Monsters (cert. 12) will be released on DVD (£17.99) and Blu-ray (£19.99) by Vertigo Films : 11.04.11
Aliens have always served as an easy metaphor for social issues in movies. In the paranoid paradise of 1950s America, those buying into the Norman Rockwell illustrated idyll of white picket fences and consumer convienience were bombarded with ‘red under the bed’ propaganda in the form of various insidious invasions by cosmic interlopers standing in for card carrying Communists. At around the same time that Ronald Reagan started reporting to the FBI about the left leaning activities of his movie contemporaries, one of the best examples of alien as enemy within was released , Invasion of the Body Snatchers.
It portrayed communism as a creeping virus that slowly infected freedom loving Americans until they became part of a hive mind without the ability for individual thought. The metaphor in the movie was so needle sharp and exact that it’s been ressurrected to make new points ever since, with the 70s, Donald Sutherland led remake retooling the film to attack the selfish, naval gazing, Me Generation.

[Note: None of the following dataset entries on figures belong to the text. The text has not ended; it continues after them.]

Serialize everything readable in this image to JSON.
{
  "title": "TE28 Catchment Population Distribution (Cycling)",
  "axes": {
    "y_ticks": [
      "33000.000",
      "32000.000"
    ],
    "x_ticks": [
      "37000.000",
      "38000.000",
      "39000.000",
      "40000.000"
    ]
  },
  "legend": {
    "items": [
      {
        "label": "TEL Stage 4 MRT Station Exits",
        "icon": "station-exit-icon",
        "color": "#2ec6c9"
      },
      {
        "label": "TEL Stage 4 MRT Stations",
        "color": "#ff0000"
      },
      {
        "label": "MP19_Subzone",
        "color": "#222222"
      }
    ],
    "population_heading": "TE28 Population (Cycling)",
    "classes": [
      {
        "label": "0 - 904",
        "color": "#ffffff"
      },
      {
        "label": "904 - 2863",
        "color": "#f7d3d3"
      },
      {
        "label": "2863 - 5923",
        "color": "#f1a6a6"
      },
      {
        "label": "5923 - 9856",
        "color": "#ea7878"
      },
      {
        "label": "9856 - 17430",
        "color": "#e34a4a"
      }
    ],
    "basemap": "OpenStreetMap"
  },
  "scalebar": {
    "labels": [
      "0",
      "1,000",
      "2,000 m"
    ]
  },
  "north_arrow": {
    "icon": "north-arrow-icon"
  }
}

A less subtle use of Aliens is as replacement target. In the lull between the Cold War and the War on Terror, Hollywood struggled for an enemy to point their CGI missles at. In the new climate, lombing cinematic bombs at the Russians wasn’t so popular anymore and endless war-orgy movies based in the Middle-East were still on the horizon, so when Independence Day came along, with it’s handy non-human enemies, the alien invader allowed the film producers to stage an all out war without offending any profitable markets…
So, is there a metaphor in Monsters? personally, I see the creeping tentacles as us or rather the damage we’ve left in our wake. The films setting in a no man’s land decimated by the invaders, where the local population who can are fleeing while those too poor to move either bed down and wait out the worst or get shifted from pillar to post by the authorities could surely be read as an allegory for the displacement of vast populations caused by war and environmental disasters.
The road blocks and warning signs, abandoned vehicles and ravaged buildings all mirror the wartorn images we see on rolling news coverage everyday.